•  3 min. read  •  grade level: 8
We can hardly pass by the reference to the little ones that Pharaoh wanted left in Egypt (Ex. 10:10). It was a true father’s heart that replied: “We will go with our young and with our old, with our sons and with our daughters, with our flocks and with our herds will we go.” How many parents there are who are content to be out of Egypt themselves, but satisfied to let their children remain in it. May God give to us parents grace to make a clean cut with the world for our children, as well as for ourselves, and for all we possess.
The awful judgment that cost Pharaoh his eldest son, was entirely the result of his unbelief. Should the eye of any unbelieving parent fall on this page, may you pause and consider, before it is eternally too late, what price your children may have to pay for your unbelief.
Before we go on to consider Aaron’s family, let us pause for a moment and catch a glimpse of family life in Egypt in the years preceding the time when Israel left Egypt. We see Moses in his natural zeal standing up for his own nation against their oppressors, for “he supposed his brethren would have understood how that God by his hand would deliver them: but they understood not.” (Acts 7:25). Evidently the expectation of deliverance filled Moses’ heart forty years before the time was ripe for Israel to leave Egypt. Indeed it may be that the Spirit of God was stirring the hearts of many in Israel at this time, and turning them to the God of their fathers. If we read the names of those who were “the renowned of the congregation” in Numbers and remember that “EI” means “GOD”, we cannot but be struck with the number of names of which this forms a part. For example, Num. 1:5, Elizur means “God is my rock”; Verse 6, Shelumiel means “Friend of God”; Verse 8, Nathaneel means “Given of God”. Verse 9, Eliab means “My God is Father”. And so we might continue.

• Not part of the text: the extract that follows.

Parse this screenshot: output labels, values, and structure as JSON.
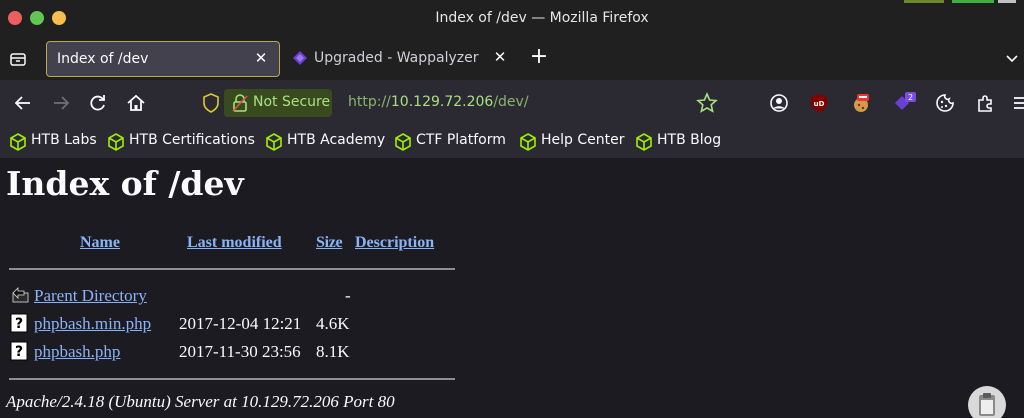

These men had been born many years before the deliverance from Egypt came, and though their parents would seem to have been godly people, whose hope was truly in God, yet they had a long wait, and no doubt many of them passed off the scene, before the expected deliverance appeared. And there is a deeply important lesson for us in this wait. We are by nature so impatient. It is so hard for us to wait. Our expectation is in God, and if it is His will, He will bring it to pass; but often He permits us to wait long before turning our expectation into reality. What an encouragement to pray on, and to hope on. Jacob could say, “I will not let Thee go except Thou bless me.” (Gen. 32:26); and in Hos. 12:4 the Spirit of God gives us His comment on this act. “Yea, he had power over the angel, and prevailed; he wept, and made supplication unto him.” We so easily grow weary of the waiting and “let go”. The urgency of the desire passes away from us, as it did with Moses; and when at last the command comes to go and do the very thing he had tried to do forty years before, he all but refuses. But those forty years had not been wasted years, and now he goes in the strength of the Lord, whereas before he was going in his own strength. And we will find that the weary years of waiting have not been wasted years, but rather that God has taught us lessons in this waiting time, that could not have been learned in any other way.